According to KXAN, the Texas incident could be used as an example of the violence Trump incited leading up to the insurrection at the U.S. Capitol on Jan. 6. Although the incident happened months prior to the Capitol insurrection, the disturbing incident could be referenced as an example of how Trump's rhetoric has incited violence. The House trial memorandum details the incident and how it correlates with the violence that erupted on Capitol hill.

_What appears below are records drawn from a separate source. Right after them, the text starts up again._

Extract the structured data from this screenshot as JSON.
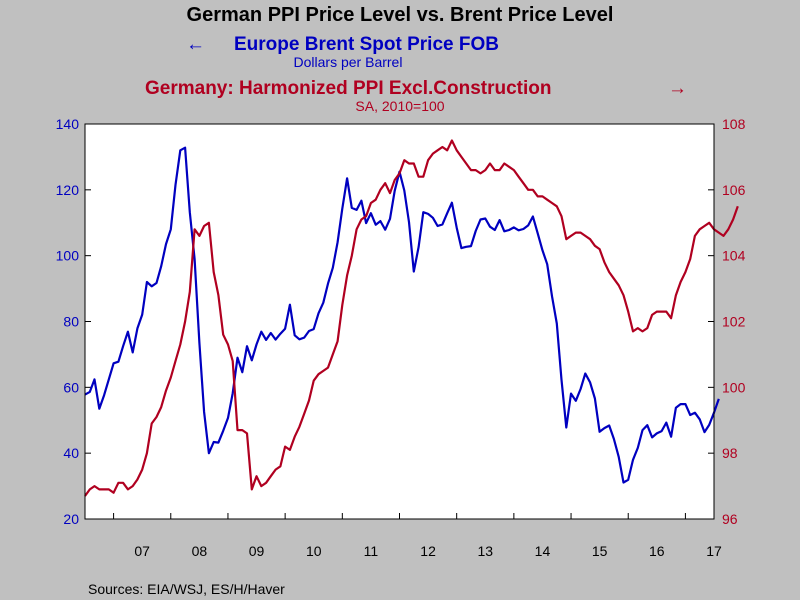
{
  "colors": {
    "background": "#c0c0c0",
    "plot_background": "#ffffff",
    "brent": "#0000c0",
    "ppi": "#b00020",
    "text": "#000000"
  },
  "chart_data": {
    "type": "line",
    "title": "German PPI Price Level vs. Brent Price Level",
    "source": "Sources:  EIA/WSJ, ES/H/Haver",
    "x_tick_labels": [
      "07",
      "08",
      "09",
      "10",
      "11",
      "12",
      "13",
      "14",
      "15",
      "16",
      "17"
    ],
    "x_range": [
      "2006-07",
      "2017-07"
    ],
    "left_axis": {
      "ticks": [
        20,
        40,
        60,
        80,
        100,
        120,
        140
      ],
      "ylim": [
        20,
        140
      ]
    },
    "right_axis": {
      "ticks": [
        96,
        98,
        100,
        102,
        104,
        106,
        108
      ],
      "ylim": [
        96,
        108
      ]
    },
    "series": [
      {
        "name": "Europe Brent Spot Price FOB",
        "unit": "Dollars per Barrel",
        "legend_arrow": "←",
        "axis": "left",
        "color": "#0000c0",
        "start": "2006-07",
        "values": [
          57.8,
          58.6,
          62.4,
          53.5,
          57.6,
          62.4,
          67.3,
          67.8,
          72.5,
          76.9,
          70.6,
          77.9,
          82.1,
          92.0,
          90.7,
          91.7,
          96.8,
          103.5,
          108.0,
          121.5,
          132.0,
          132.8,
          113.2,
          99.0,
          73.5,
          52.5,
          40.0,
          43.4,
          43.2,
          46.8,
          50.7,
          58.2,
          69.0,
          64.6,
          72.5,
          68.2,
          73.0,
          76.9,
          74.4,
          76.5,
          74.5,
          76.3,
          77.8,
          85.1,
          75.8,
          74.6,
          75.1,
          77.1,
          77.7,
          82.5,
          85.7,
          91.5,
          96.3,
          104.1,
          114.3,
          123.5,
          114.5,
          113.9,
          116.7,
          109.9,
          112.9,
          109.4,
          110.5,
          107.9,
          111.2,
          119.7,
          125.5,
          119.8,
          110.2,
          95.2,
          102.6,
          113.2,
          112.7,
          111.5,
          109.0,
          109.5,
          112.9,
          116.1,
          108.5,
          102.3,
          102.7,
          102.9,
          107.5,
          111.0,
          111.3,
          108.8,
          107.8,
          110.8,
          107.4,
          107.8,
          108.6,
          107.7,
          108.1,
          109.2,
          111.9,
          106.8,
          101.6,
          97.4,
          87.7,
          79.4,
          62.3,
          47.8,
          58.1,
          55.9,
          59.5,
          64.2,
          61.5,
          56.6,
          46.5,
          47.6,
          48.4,
          44.3,
          38.9,
          31.1,
          31.9,
          38.0,
          41.6,
          47.0,
          48.5,
          44.8,
          46.0,
          46.7,
          49.3,
          45.0,
          53.8,
          54.9,
          54.9,
          51.6,
          52.3,
          50.3,
          46.4,
          48.6,
          52.3,
          56.5
        ]
      },
      {
        "name": "Germany: Harmonized PPI Excl.Construction",
        "unit": "SA, 2010=100",
        "legend_arrow": "→",
        "axis": "right",
        "color": "#b00020",
        "start": "2006-07",
        "values": [
          96.7,
          96.9,
          97.0,
          96.9,
          96.9,
          96.9,
          96.8,
          97.1,
          97.1,
          96.9,
          97.0,
          97.2,
          97.5,
          98.0,
          98.9,
          99.1,
          99.4,
          99.9,
          100.3,
          100.8,
          101.3,
          102.0,
          102.9,
          104.8,
          104.6,
          104.9,
          105.0,
          103.5,
          102.8,
          101.6,
          101.3,
          100.8,
          98.7,
          98.7,
          98.6,
          96.9,
          97.3,
          97.0,
          97.1,
          97.3,
          97.5,
          97.6,
          98.2,
          98.1,
          98.5,
          98.8,
          99.2,
          99.6,
          100.2,
          100.4,
          100.5,
          100.6,
          101.0,
          101.4,
          102.5,
          103.4,
          104.0,
          104.8,
          105.1,
          105.2,
          105.6,
          105.7,
          106.0,
          106.2,
          105.9,
          106.3,
          106.5,
          106.9,
          106.8,
          106.8,
          106.4,
          106.4,
          106.9,
          107.1,
          107.2,
          107.3,
          107.2,
          107.5,
          107.2,
          107.0,
          106.8,
          106.6,
          106.6,
          106.5,
          106.6,
          106.8,
          106.6,
          106.6,
          106.8,
          106.7,
          106.6,
          106.4,
          106.2,
          106.0,
          106.0,
          105.8,
          105.8,
          105.7,
          105.6,
          105.5,
          105.2,
          104.5,
          104.6,
          104.7,
          104.7,
          104.6,
          104.5,
          104.3,
          104.2,
          103.8,
          103.5,
          103.3,
          103.1,
          102.8,
          102.3,
          101.7,
          101.8,
          101.7,
          101.8,
          102.2,
          102.3,
          102.3,
          102.3,
          102.1,
          102.8,
          103.2,
          103.5,
          103.9,
          104.6,
          104.8,
          104.9,
          105.0,
          104.8,
          104.7,
          104.6,
          104.8,
          105.1,
          105.5
        ]
      }
    ]
  }
}
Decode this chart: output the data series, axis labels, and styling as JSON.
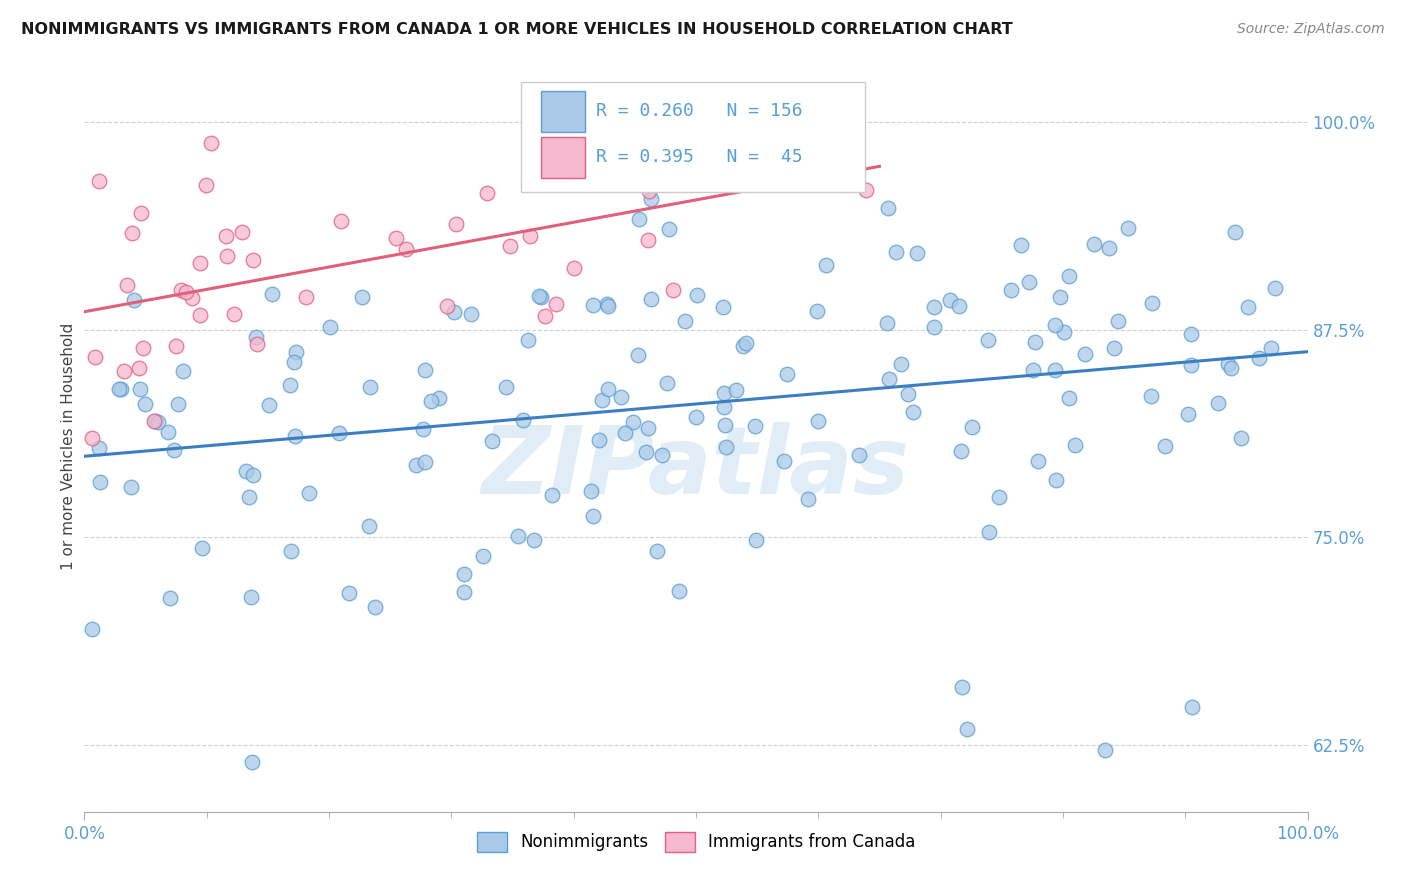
{
  "title": "NONIMMIGRANTS VS IMMIGRANTS FROM CANADA 1 OR MORE VEHICLES IN HOUSEHOLD CORRELATION CHART",
  "source": "Source: ZipAtlas.com",
  "ylabel": "1 or more Vehicles in Household",
  "ytick_labels": [
    "62.5%",
    "75.0%",
    "87.5%",
    "100.0%"
  ],
  "ytick_values": [
    0.625,
    0.75,
    0.875,
    1.0
  ],
  "xmin": 0.0,
  "xmax": 1.0,
  "ymin": 0.585,
  "ymax": 1.025,
  "blue_fill": "#aac9e8",
  "blue_edge": "#5a9fd4",
  "pink_fill": "#f5b8ce",
  "pink_edge": "#e06080",
  "blue_line_color": "#3a7fc1",
  "pink_line_color": "#e0607a",
  "legend_blue_fill": "#aac9e8",
  "legend_blue_edge": "#5a9fd4",
  "legend_pink_fill": "#f5b8ce",
  "legend_pink_edge": "#e06080",
  "R_blue": 0.26,
  "N_blue": 156,
  "R_pink": 0.395,
  "N_pink": 45,
  "watermark_text": "ZIPatlas",
  "bg_color": "#ffffff",
  "grid_color": "#d0d0d0",
  "tick_color": "#5a9fd4",
  "label_color": "#5a9fd4"
}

"October 30, when a caravan of his supporters in Texas attacked a bus full of Biden campaign workers, nearly running it off the road, President Trump tweeted a stylized video of the caravan and captioned it, 'I LOVE TEXAS!' Days later, he declared that 'these patriots'—who could easily have killed a busload of innocent campaign staff—'did nothing wrong,'" the House trial memorandum reads.
During an interview with the publication, Wendy Davis, a Democratic congressional candidate in Austin, Texas, recalled what it was like to be on the bus when that incident occurred.
"It was unnerving for everyone," Davis said on Tuesday. "I would hope that we never get numb enough to that kind of behavior that it's normal and that it's okay and, really, that's what this impeachment trial is about right now."
While some Republican lawmakers are in support of convicting Trump in the Senate, others like Sen. John Cornyn (R-Texas) argue the trial may be unconstitutional.
"I'm happy to listen to the evidence, but really more than the facts or what happened that night I'm concerned about the precedent that would set," Cornyn said. "If Democrats can do this to a Republican president after he's left office, that means Republicans can do it to a Democratic president after they've left office. That strikes me as a bad outcome."
So what will the impeachment trial mean for Trump's future in politics? If he is convicted, he will be barred from holding public office in the future. Brandon Rottinghaus, a political science professor in Houston, believes there will be a number of Republicans who will vote in favor of Trump's impeachment. However, many others, like Cornyn and Sen. Ted Cruz (R-Texas) likely will not.
"They're both Republicans in a state where Ted Cruz needs to have that success and John Cornyn just had some success so they both need to be able to follow the Trump model, at least a little bit," said the University of Houston professor. "This is a test of the Republican party unity and, by all accounts, they're going to stay together."